Article • Cardiology
Pulmonary valve placement via a child’s liver
A Spanish team has, for the first time, successfully placed a pulmonary valve using catheterisation through the hepatic vein in a paediatric patient. Specialists believe this type of intervention could become an interesting alternative when traditional access points are not available.
Report: Mélisande Rouger
In what will probably pave the way for further similar interventions, a team at Virgen del Rocío Hospital in Seville has just successfully placed a valve inside the pulmonary artery of a child with congenital heart disease, by entering a catheter in the hepatic vein.
Only the second procedure to be performed
This is the first time this type of intervention has been carried out in a paediatric patient in the world and the first time it has been performed in a patient in Europe. Before that, only one adult patient had undergone this procedure in the USA. Dr José Félix Coserria Sanchéz, a paediatrician who specialises in cardiology and haemodynamics at Virgen del Rocío Hospital, coordinated the intervention. He explained the challenges his team had to face for this type of catheterisation, which is traditionally performed from the femoral or jugular artery. ‘It’s very rare to use liver access for this kind of intervention,’ he explained during our European Hospital interview. Doctors chose to place the valve through the hepatic vein because the eight-year-old patient, whose implant was failing and needed urgent replacement, had already received multiple surgeries to treat a complex heart disease he had been suffering since birth, called Tetralogy of Fallot (TOF).

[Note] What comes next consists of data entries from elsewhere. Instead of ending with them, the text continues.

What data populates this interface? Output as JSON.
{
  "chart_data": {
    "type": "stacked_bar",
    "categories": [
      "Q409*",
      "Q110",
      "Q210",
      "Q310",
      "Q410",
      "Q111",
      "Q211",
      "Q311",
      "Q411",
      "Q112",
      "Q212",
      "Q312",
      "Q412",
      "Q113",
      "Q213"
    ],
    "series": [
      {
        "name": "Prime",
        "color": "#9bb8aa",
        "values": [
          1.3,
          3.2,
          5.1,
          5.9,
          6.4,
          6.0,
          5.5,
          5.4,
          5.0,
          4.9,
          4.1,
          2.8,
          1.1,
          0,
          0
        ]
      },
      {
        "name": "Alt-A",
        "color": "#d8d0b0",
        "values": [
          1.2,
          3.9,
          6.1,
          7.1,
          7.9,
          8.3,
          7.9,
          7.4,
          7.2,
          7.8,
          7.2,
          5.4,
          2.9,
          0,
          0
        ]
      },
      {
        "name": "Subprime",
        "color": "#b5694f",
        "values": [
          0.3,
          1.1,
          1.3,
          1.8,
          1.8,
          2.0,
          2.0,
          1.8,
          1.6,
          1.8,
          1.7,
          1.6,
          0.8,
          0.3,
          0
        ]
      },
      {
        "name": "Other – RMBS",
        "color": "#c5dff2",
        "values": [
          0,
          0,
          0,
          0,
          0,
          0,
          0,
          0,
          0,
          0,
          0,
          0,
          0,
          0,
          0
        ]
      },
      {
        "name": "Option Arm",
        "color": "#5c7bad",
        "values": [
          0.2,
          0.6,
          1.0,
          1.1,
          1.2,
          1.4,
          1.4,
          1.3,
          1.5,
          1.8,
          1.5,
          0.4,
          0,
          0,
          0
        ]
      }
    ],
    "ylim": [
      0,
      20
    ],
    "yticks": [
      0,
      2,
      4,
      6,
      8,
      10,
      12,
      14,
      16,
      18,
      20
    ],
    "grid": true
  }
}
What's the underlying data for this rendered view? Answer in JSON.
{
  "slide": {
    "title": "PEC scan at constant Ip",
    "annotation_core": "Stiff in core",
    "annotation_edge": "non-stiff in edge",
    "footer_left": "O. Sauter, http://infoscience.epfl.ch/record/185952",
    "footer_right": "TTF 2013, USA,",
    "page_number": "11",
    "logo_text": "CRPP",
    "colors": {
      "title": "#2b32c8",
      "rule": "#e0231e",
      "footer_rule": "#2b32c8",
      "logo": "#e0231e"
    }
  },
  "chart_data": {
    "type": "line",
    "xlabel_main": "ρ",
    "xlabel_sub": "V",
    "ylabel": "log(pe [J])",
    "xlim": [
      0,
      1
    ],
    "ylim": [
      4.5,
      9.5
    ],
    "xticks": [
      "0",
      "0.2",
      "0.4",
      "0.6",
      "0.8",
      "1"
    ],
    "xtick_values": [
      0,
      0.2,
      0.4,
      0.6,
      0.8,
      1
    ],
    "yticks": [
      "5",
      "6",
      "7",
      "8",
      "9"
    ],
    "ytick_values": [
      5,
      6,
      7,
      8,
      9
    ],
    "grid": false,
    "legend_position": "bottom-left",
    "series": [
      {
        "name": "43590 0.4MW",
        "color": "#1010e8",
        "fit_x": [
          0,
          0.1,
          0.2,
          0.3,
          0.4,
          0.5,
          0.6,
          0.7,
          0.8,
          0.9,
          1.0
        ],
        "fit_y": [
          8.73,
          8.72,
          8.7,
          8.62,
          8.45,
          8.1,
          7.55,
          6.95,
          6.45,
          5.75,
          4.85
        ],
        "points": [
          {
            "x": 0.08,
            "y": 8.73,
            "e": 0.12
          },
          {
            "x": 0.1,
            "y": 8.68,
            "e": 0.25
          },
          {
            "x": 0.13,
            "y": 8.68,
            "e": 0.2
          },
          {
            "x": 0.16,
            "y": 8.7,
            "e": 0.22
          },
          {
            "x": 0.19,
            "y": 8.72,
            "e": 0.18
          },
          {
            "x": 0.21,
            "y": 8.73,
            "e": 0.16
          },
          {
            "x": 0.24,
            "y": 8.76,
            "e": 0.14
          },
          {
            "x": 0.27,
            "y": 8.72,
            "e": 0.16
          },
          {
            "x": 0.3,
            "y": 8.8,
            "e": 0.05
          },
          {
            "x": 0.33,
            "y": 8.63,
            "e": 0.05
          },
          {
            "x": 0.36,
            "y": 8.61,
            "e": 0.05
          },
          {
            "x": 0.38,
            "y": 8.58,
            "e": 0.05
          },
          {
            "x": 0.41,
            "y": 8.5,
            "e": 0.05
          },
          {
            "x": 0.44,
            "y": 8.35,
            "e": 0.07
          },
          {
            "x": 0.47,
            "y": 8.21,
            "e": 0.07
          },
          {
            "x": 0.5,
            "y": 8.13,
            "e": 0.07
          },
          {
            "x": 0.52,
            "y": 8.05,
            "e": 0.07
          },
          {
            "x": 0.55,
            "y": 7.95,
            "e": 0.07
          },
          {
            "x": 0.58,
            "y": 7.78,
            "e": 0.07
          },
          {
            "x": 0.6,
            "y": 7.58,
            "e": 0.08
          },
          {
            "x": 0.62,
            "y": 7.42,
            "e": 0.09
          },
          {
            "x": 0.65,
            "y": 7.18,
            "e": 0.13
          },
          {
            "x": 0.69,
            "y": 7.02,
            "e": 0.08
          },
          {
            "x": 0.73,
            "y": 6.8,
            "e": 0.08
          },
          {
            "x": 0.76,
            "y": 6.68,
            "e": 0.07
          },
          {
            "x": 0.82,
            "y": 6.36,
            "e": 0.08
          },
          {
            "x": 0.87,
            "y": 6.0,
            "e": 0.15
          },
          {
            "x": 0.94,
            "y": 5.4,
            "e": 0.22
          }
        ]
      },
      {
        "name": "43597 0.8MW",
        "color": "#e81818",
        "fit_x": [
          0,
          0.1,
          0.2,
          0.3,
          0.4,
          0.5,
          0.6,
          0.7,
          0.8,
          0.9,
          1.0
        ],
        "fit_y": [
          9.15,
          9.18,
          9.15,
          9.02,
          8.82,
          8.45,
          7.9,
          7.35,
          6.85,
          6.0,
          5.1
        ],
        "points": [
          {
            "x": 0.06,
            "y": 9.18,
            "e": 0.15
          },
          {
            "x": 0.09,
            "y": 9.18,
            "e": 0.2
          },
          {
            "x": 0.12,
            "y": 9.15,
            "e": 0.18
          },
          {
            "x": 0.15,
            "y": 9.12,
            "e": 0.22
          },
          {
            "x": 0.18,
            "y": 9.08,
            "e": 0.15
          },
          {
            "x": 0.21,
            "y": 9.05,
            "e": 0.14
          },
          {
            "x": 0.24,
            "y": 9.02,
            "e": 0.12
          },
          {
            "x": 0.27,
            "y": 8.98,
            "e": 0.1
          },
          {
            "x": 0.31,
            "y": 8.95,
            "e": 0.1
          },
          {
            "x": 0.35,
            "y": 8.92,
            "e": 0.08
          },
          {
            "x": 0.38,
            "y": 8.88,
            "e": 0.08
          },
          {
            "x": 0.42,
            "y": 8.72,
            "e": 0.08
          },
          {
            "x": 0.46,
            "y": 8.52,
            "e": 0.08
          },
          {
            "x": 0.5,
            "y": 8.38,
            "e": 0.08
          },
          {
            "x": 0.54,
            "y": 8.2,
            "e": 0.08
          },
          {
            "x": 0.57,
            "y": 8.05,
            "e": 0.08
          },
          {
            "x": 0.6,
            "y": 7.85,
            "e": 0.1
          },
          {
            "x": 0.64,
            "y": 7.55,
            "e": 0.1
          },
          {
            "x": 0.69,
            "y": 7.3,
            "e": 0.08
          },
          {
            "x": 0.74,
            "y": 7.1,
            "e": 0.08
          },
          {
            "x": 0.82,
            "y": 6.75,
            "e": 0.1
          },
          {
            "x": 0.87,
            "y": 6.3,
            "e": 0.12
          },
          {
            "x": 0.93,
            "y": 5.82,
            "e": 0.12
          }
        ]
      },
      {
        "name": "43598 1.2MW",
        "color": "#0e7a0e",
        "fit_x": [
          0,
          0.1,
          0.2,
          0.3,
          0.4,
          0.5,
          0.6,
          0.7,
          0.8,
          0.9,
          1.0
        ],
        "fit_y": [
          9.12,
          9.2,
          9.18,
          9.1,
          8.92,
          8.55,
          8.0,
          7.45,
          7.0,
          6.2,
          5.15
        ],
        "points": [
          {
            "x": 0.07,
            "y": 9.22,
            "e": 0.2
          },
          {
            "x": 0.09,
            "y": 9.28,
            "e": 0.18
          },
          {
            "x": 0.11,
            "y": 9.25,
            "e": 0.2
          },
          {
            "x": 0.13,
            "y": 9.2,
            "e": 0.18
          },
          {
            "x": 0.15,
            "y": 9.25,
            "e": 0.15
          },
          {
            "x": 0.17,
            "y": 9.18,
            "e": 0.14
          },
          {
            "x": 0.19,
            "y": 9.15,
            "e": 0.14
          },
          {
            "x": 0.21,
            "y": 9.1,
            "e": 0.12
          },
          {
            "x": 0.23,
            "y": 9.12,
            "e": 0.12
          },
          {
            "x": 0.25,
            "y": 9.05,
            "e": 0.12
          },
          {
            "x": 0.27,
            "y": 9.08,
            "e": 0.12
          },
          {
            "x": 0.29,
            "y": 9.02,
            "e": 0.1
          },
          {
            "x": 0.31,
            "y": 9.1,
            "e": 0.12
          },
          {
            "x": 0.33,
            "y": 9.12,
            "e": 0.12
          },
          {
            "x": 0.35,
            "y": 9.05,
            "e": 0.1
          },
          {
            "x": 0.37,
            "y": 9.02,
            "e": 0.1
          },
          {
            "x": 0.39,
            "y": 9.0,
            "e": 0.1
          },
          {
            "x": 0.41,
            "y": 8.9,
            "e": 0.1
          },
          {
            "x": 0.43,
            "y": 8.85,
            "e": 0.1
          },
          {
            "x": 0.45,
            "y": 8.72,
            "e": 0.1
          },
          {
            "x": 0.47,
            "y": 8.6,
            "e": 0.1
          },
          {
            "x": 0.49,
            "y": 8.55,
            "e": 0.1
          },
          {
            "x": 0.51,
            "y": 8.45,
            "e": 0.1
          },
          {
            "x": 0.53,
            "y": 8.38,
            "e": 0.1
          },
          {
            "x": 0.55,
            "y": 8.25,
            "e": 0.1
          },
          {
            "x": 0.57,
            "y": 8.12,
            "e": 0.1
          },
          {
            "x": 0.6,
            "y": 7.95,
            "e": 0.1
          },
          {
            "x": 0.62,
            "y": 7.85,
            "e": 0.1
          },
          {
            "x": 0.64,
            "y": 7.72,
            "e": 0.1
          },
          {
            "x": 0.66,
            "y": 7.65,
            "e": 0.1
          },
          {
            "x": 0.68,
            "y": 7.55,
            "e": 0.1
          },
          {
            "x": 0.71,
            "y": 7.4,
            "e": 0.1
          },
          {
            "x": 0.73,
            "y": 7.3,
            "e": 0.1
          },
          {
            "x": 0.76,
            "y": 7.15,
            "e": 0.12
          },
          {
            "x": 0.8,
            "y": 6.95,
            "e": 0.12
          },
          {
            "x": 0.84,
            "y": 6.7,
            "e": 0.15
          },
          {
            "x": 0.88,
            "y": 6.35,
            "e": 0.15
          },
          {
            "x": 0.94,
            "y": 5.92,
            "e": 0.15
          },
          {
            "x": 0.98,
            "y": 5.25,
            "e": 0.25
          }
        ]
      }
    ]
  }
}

The haemodynamics team unit benefits from two years’ experience
Opening the patient again with traditional surgery simply presented too many risks, Coserria explained. ‘The child had problems in his trachea and oesophagus. Traditional access points were thrombosed, so they were not viable.’ Catheterisation has been widely used since 2001 to replace cardiac valves when surgery proved inefficient. The haemodynamics unit at Virgen del Rocío Children Hospital has been using this technique for the past two years and performs three to five interventions a year to replace valves through the pulmonary artery. Liver access is sometimes used in catheterisation for congenital heart disease, but in these interventions physicians usually insert a small catheter through the liver and up to the heart. However, this time, due to the large valve size, doctors had to by-pass the organ so as not to damage it. ‘We could have torn the liver or caused important bleeding had we touched the organ,’ Coserria explained.
This is unique in that a child with a congential heart condition is involved
To ensure a successful outcome, Coserria performed the intervention with another haemodynamist, Dr Zunuzegui from Gregorio Marañon Hospital in Madrid, and vascular radiologist, Dr Álvaro Iglesias from Vigen del Rocío, who provided image guidance with fluoroscopy at the time of placing the catheter inside the hepatic vein. Iglesias has performed many liver catheterisations in his career. He also stressed the uniqueness of the procedure in the context of a paediatric patient with congenital heart disease.
‘Catheters we traditionally use in liver access interventions are in the 8 Fr. range. This time we had to use a 22 Fr. diameter, so about 6 mm and a half, which is very big for a patient this young,’ he told European Hospital. Once they placed the tube in the hepatic vein, doctors reached the heart very quickly. The whole intervention lasted less than two hours, about an hour less than when accessing through the neck or groin. ‘We have significantly reduced the duration of the procedure and it was much easier to place the valve inside the pulmonary artery than when using traditional access,’ Coserria said, adding that the patient had fully recovered and significantly improved his quality of life.
Entry via the liver could be used to place a new large valve
These benefits could help establish the liver as an alternative access in pulmonary catheterisation when no other access is available or damaged, or in small patients who need a large cardiac valve, the paediatrician believes. ‘We could,’ he pointed out, ‘use the liver when we need to place a new valve, especially in the case of a large implant that may not fit through the jugular or femoral artery. ‘The liver can definitely be an interesting option in this case,’ Coserria confirmed.
Profiles:
Dr Álvaro Iglesias López has worked as a vascular and interventional radiologist at Virgen del Rocío Hospital since 2004. He performs diagnostic and therapeutic studies in peripheral vascular, hepatic and renal pathology, and procedures involving the placement of central and peripheral venous accesses. He also serves as a general radiologist and carries out CT, MR and ultrasound examinations.
José Félix Coserria Sánchez MD is a paediatrician who specialises in cardiology and haemodynamics. In 2014 he became coordinator of paediatric cardiology at the Virgen del Rocío Children’s Hospital in Seville, Spain. His experience, in all aspects of paediatrics and paediatric cardiology, includes acute admissions and interventional catheterisation, PICU, intra-operative cardiovascular imaging and transoesophageal echocardiography.